From the schema presented in figure 1, it is evident that the genetic selection effects of domestication could take place at several links in the motivational system of defense. If the only effect were to weaken the development of the motor pattern of CRF-ACTH secretion or the output glands themselves, then one would expect that no other direct behavioral effects would be observed. If, on the other hand, the genetic selection were to weaken any of the sensory filters for defense or the motivational mechanism for defense, then one would expect to observe a decrease in various types of defense behavior as the lunge-and-bite attack or neophobia, etc. Presumably, the latter occurs in many cases, which helps explain why laboratory stocks have decreased levels of these defense behaviors as well as smaller adrenal glands
In addition to genetic effects, there are ontogenetic effects of domestication. Some of these may be explained in terms of the ontogenetic development of the consociate modulator.

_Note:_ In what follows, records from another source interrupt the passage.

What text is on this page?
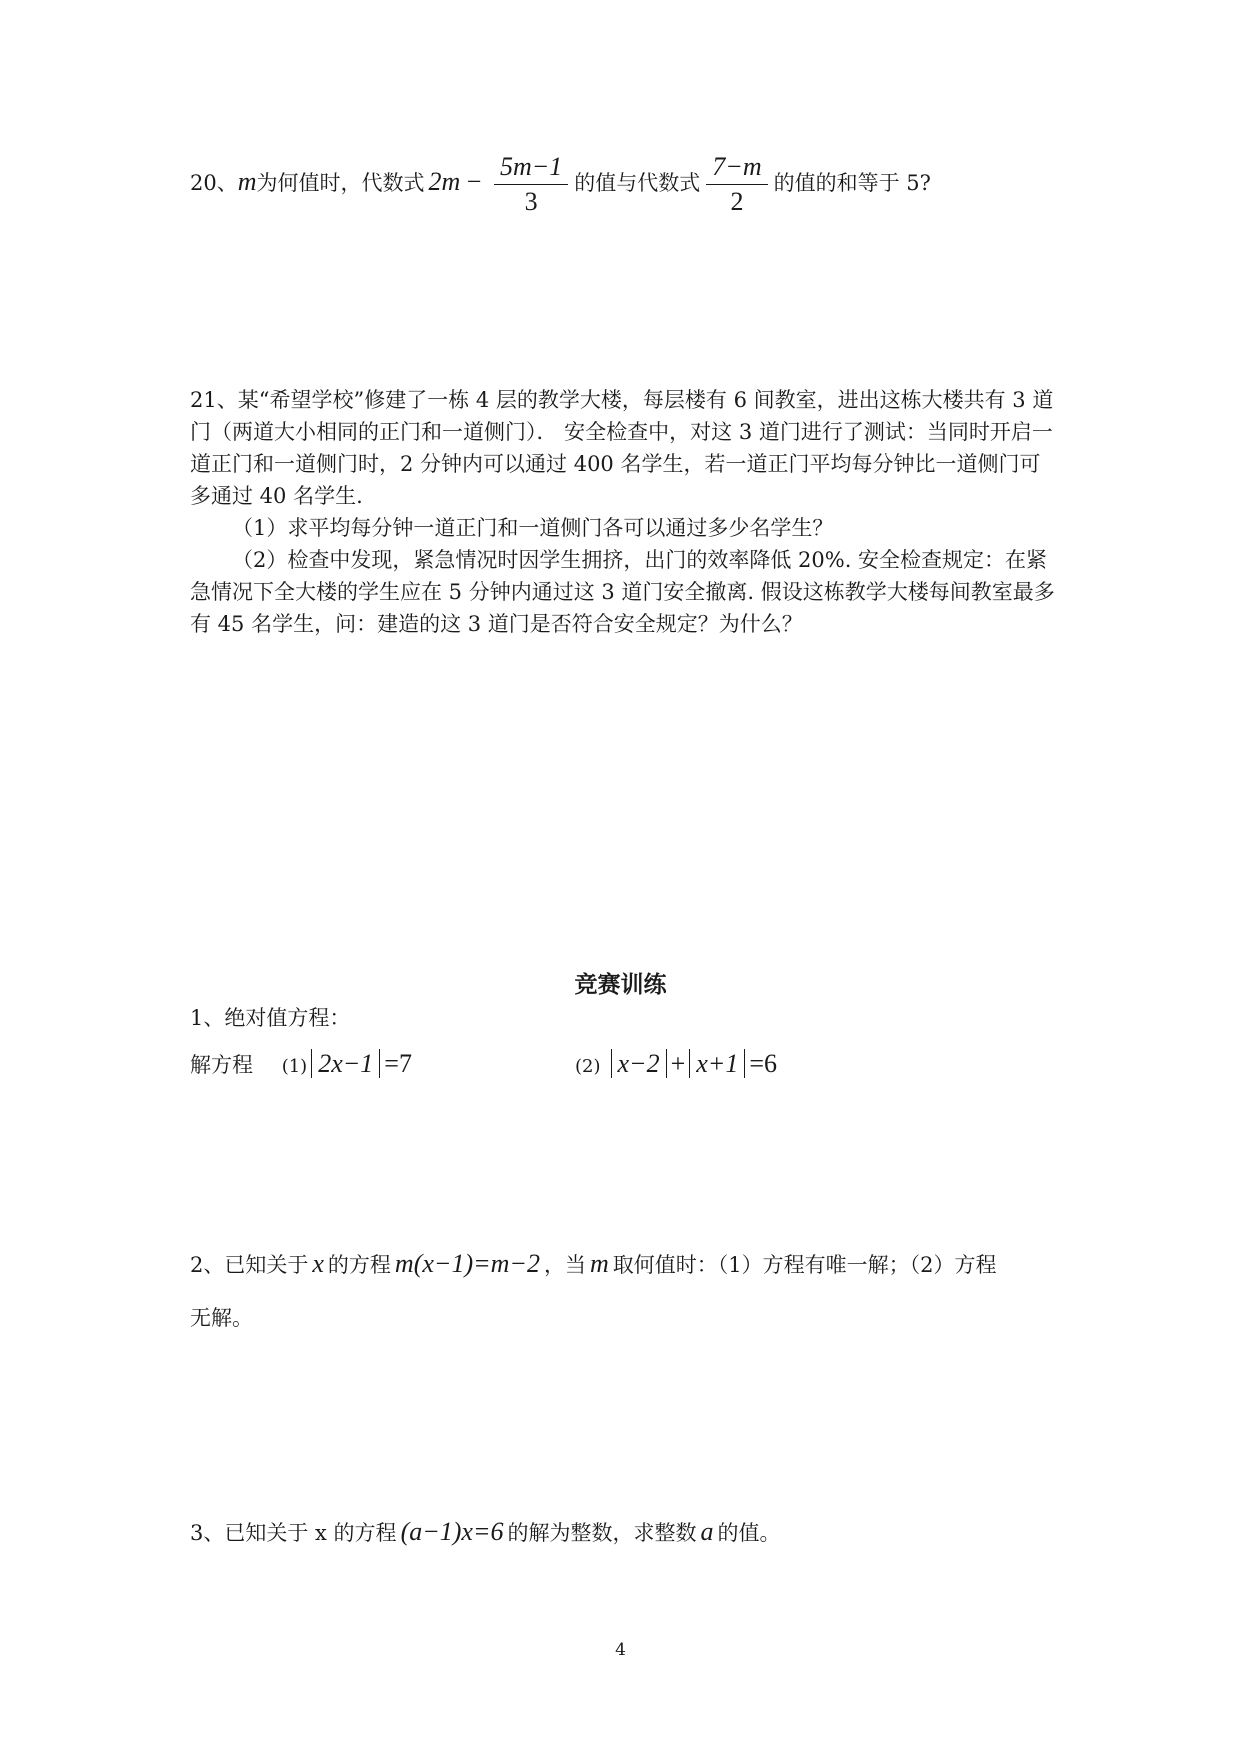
20、m为何值时，代数式 $2m - \frac{5m-1}{3}$ 的值与代数式 $\frac{7-m}{2}$ 的值的和等于 5?
21、某“希望学校”修建了一栋 4 层的教学大楼，每层楼有 6 间教室，进出这栋大楼共有 3 道门（两道大小相同的正门和一道侧门）． 安全检查中，对这 3 道门进行了测试：当同时开启一道正门和一道侧门时，2 分钟内可以通过 400 名学生，若一道正门平均每分钟比一道侧门可多通过 40 名学生.
（1）求平均每分钟一道正门和一道侧门各可以通过多少名学生？
（2）检查中发现，紧急情况时因学生拥挤，出门的效率降低 20%. 安全检查规定：在紧急情况下全大楼的学生应在 5 分钟内通过这 3 道门安全撤离. 假设这栋教学大楼每间教室最多有 45 名学生，问：建造的这 3 道门是否符合安全规定？为什么？
竞赛训练
1、绝对值方程：
解方程 (1) 2x−1 =7	(2) x−2 + x+1 =6
2、已知关于 x 的方程 m(x−1)=m−2 ，当 m 取何值时：（1）方程有唯一解；（2）方程
无解。
3、已知关于 x 的方程 (a−1)x=6 的解为整数，求整数 a 的值。
4
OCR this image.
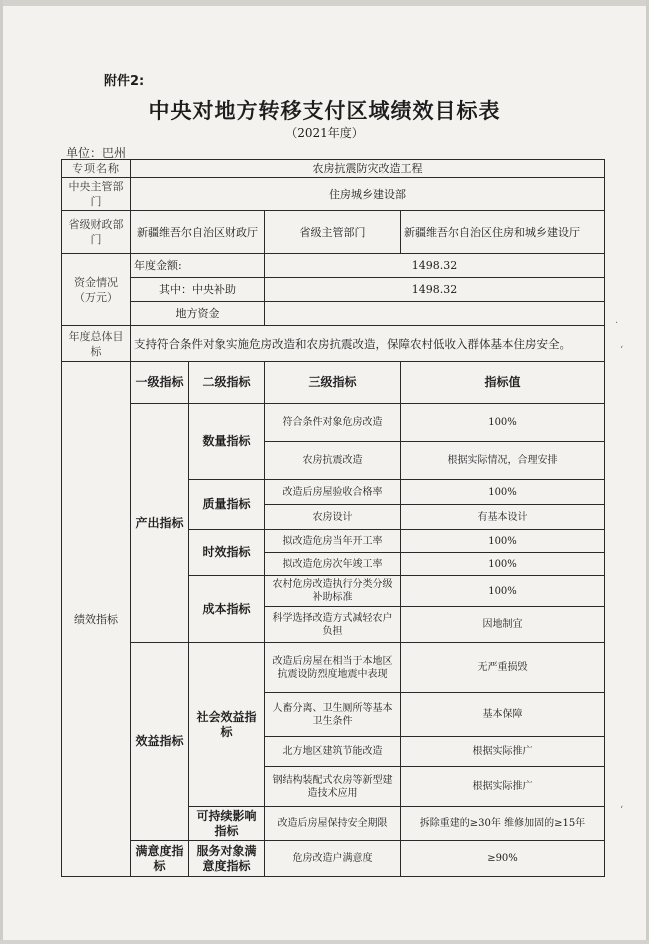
附件2:
中央对地方转移支付区域绩效目标表
（2021年度）
单位：巴州
·
ʻ
ʻ
专项名称	农房抗震防灾改造工程			
中央主管部门	住房城乡建设部			
省级财政部门	新疆维吾尔自治区财政厅		省级主管部门	新疆维吾尔自治区住房和城乡建设厅
资金情况（万元）	年度金额:		1498.32	
	其中：中央补助		1498.32	
	地方资金			
年度总体目标	支持符合条件对象实施危房改造和农房抗震改造，保障农村低收入群体基本住房安全。			
绩效指标	一级指标	二级指标	三级指标	指标值
	产出指标	数量指标	符合条件对象危房改造	100%
			农房抗震改造	根据实际情况，合理安排
		质量指标	改造后房屋验收合格率	100%
			农房设计	有基本设计
		时效指标	拟改造危房当年开工率	100%
			拟改造危房次年竣工率	100%
		成本指标	农村危房改造执行分类分级补助标准	100%
			科学选择改造方式减轻农户负担	因地制宜
	效益指标	社会效益指标	改造后房屋在相当于本地区抗震设防烈度地震中表现	无严重损毁
			人畜分离、卫生厕所等基本卫生条件	基本保障
			北方地区建筑节能改造	根据实际推广
			钢结构装配式农房等新型建造技术应用	根据实际推广
		可持续影响指标	改造后房屋保持安全期限	拆除重建的≥30年 维修加固的≥15年
	满意度指标	服务对象满意度指标	危房改造户满意度	≥90%
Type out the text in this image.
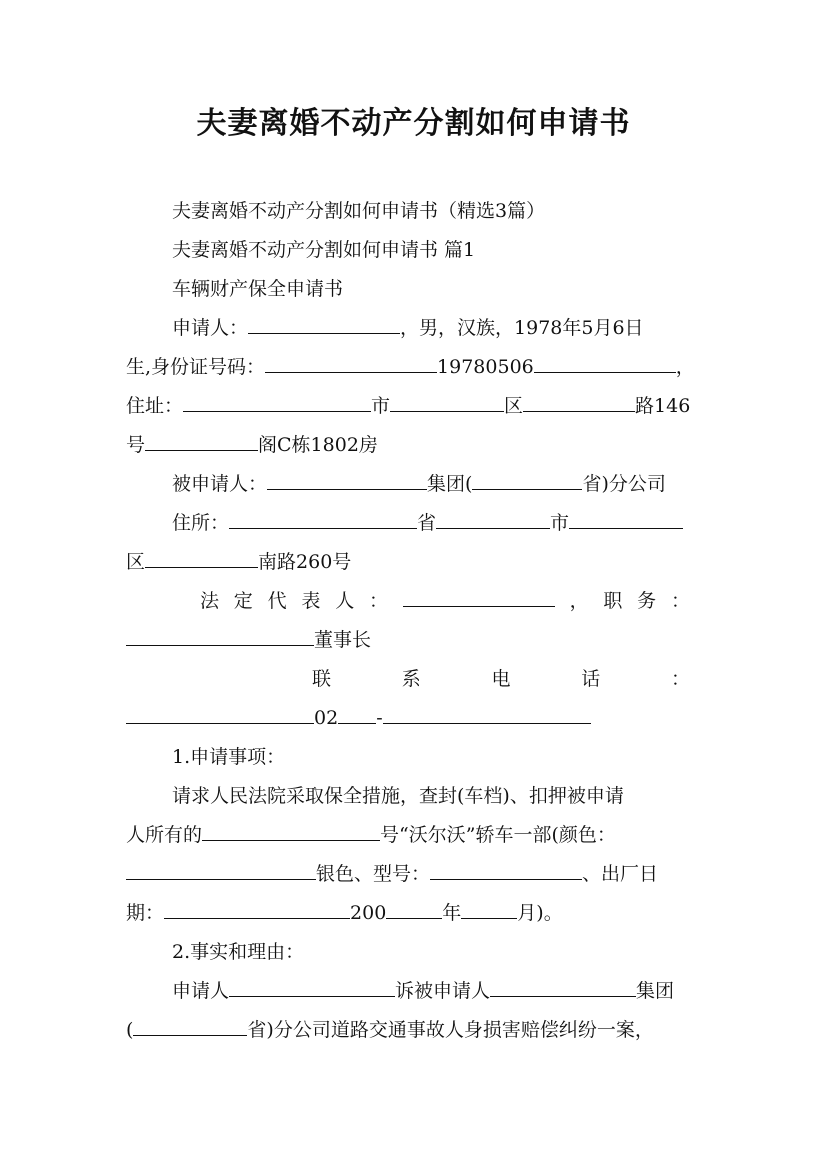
夫妻离婚不动产分割如何申请书
夫妻离婚不动产分割如何申请书（精选3篇）
夫妻离婚不动产分割如何申请书 篇1
车辆财产保全申请书
申请人：	，男，汉族，1978年5月6日
生,身份证号码：	19780506	，
住址：	市	区	路146
号	阁C栋1802房
被申请人：	集团(	省)分公司
住所：	省	市
区	南路260号
法 定 代 表 人 ：	， 职 务 ：
董事长
联	系	电	话	：
02 -
1.申请事项：
请求人民法院采取保全措施，查封(车档)、扣押被申请
人所有的	号“沃尔沃”轿车一部(颜色：
银色、型号：	、出厂日
期：	200	年	月)。
2.事实和理由：
申请人	诉被申请人	集团
(	省)分公司道路交通事故人身损害赔偿纠纷一案，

Rather than being totally "wired-in" by the genetic code, the recognition of familiar consociates is probably developed during ontogeny by a. process of tactile contact and olfactory familiarity with littermates and parents (Adams, 1978). The taming effect of handling, mentioned above, occur as a result of its similarity to this process.
Another ontogenetic effect of domestication may not be related to reproductive states, however. It would appear that part of the success in taming laboratory animals derives from the practice of raising them in cages where they have no opportunity to run and hide in a tunnel or nest (Clark and Galef, 1977). In this way, the necessary- prerequisites for the development of defense behavior in wild animals can be circumvented in the laboratory, and animals can be raised that are less defensive without regard to genetic factors.
In summary, it is proposed that the processes of domestication act in part upon mechanisms that evolved under natural conditions to mediate shifts from a reproductive readiness state to reproductive postponement and emigration states. In other words, thanks to these mechanisms of reproductive states, there were pre-existing mechanisms that made domestication relatively easy and rapid.